Kedua, Bank Dunia melaporkan dalam Business Ready mengungkap bahwa pendirian perusahaan di Vietnam hanya membutuhkan 66 hari dengan biaya rendah, menerapkan single-window perizinan investasi dan mengurangi ketimpangan tumpang tindih antara Pemerintah Pusat dan daerah. Batalnya Nvidia berinvestasi di Solo akibat lambat proses perizinan dan ketidakjelasan insentif pajak seharusnya menjadi pelajaran bagi kita. Vietnam memberikan kebijakan fiskal dan insentif menarik seperti paket Pajak Penghasilan Badan hingga 10 persen bagi proyek berteknologi tinggi, sebaliknya Indonesia masih berkutat dengan ketidakpastian regulasi dan birokrasi.

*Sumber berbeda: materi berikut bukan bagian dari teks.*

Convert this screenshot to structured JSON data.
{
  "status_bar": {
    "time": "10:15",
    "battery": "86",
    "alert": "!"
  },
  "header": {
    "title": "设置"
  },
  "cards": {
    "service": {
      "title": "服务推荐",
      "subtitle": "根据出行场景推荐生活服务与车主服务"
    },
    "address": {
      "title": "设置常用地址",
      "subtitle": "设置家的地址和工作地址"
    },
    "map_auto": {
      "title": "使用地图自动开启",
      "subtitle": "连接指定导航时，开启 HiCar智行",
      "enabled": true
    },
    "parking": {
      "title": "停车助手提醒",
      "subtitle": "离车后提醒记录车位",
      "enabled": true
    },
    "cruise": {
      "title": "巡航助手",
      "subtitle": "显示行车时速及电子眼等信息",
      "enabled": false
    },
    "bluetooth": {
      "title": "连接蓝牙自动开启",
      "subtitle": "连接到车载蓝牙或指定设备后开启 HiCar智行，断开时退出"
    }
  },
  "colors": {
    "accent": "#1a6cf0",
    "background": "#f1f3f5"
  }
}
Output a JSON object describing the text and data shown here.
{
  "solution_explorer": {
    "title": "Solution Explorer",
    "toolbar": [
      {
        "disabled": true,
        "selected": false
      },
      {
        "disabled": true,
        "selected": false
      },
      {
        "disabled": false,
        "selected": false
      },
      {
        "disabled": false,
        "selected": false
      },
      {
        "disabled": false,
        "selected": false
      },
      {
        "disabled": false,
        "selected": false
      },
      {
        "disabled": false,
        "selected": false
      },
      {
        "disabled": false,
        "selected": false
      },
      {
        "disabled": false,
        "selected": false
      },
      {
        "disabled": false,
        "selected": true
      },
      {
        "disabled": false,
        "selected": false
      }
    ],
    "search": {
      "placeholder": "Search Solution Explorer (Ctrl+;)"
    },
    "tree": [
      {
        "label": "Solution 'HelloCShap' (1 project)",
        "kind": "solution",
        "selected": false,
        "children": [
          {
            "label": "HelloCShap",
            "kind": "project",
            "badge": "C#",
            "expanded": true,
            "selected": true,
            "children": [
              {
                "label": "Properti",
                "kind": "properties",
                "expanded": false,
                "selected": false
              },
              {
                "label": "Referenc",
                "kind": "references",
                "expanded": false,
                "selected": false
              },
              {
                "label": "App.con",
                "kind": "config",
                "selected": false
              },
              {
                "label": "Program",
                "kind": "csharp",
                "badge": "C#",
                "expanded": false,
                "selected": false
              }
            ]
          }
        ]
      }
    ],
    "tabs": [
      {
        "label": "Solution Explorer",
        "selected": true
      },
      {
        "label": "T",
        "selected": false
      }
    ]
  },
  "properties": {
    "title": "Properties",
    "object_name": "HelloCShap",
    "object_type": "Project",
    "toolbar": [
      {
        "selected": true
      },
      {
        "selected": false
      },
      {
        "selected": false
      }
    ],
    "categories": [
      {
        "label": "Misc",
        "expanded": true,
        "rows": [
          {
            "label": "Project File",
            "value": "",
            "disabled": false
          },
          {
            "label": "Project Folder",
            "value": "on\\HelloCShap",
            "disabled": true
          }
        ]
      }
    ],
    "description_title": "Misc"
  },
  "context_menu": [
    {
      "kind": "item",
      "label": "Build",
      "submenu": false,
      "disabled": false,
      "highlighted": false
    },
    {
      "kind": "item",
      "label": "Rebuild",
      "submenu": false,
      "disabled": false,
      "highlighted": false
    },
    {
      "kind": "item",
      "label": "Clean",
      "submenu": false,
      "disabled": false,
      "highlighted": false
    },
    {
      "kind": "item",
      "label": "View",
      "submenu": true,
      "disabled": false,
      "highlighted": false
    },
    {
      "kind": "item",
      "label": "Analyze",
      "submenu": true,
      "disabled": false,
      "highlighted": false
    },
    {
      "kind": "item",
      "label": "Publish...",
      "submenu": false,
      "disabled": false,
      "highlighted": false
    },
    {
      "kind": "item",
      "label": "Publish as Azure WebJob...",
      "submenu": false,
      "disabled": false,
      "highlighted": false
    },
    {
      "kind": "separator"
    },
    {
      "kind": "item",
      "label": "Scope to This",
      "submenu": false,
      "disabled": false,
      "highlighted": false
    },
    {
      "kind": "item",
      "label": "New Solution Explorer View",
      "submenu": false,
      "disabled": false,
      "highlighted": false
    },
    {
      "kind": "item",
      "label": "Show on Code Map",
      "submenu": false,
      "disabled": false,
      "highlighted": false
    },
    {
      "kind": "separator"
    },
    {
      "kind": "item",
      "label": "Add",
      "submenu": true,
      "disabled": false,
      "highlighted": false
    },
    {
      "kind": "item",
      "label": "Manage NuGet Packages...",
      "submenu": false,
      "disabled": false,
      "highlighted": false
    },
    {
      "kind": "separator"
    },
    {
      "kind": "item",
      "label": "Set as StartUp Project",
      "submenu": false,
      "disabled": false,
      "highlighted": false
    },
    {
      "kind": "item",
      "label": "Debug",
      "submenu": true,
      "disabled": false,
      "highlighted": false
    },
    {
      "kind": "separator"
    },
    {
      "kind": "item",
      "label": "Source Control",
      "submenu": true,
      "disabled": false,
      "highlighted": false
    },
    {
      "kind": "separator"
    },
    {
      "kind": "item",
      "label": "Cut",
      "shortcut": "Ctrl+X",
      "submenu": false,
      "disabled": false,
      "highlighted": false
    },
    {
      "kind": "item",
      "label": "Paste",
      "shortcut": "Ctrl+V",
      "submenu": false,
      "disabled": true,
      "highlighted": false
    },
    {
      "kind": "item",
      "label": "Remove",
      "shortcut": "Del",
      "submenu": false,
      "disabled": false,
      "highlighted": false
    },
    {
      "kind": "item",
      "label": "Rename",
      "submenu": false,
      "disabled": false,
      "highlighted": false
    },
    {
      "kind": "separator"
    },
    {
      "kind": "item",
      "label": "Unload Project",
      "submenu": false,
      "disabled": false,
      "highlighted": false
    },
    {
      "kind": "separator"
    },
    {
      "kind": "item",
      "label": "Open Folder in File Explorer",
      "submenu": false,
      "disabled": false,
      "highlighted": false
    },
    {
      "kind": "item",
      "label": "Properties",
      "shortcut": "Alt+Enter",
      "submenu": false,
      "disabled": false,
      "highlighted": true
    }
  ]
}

Ketiga, infrastruktur dan logistik menjadi daya tarik utama di Vietnam karena Pemerintah negara ini mengalokasikan 6-7 persen APBNnya bagi pembangunan infrastruktur yang menghasilkan tol sepanjang 1.200 km dan pelabuhan laut dalam Cai Mep yang mampu menampung Giant Vessel berkapasitas 200 ribu DWT. Efisiensi logistik ini tercemin dari biaya ekspor di Vietnam hanya seperlima biaya di Indonesia. Sebaliknya, keterbatasan infrastruktur di luar Jawa menyebabkan biaya logistik Indonesia mencapai 23,5 persen dari PDB tertinggi di ASEAN. Adanya pembangunan Pusat Riset Artificial Intelligent (AI) oleh Nvidia di Vietnam menunjukkan kesiapan infrastruktur digital. Negara ini telah membangun 5000 BTS 5G pada 2024, sedangkan Indonesia pernah terhambat lelang frekwensi dan kesiapan jaringan fiber optik. Di Indonesia, masih ada 13.577 desa dari 74.955 desa blank spot. Di Sulteng, masih ada 686 desa dari 1.842 desa atau 36 persen yang masih blank spot.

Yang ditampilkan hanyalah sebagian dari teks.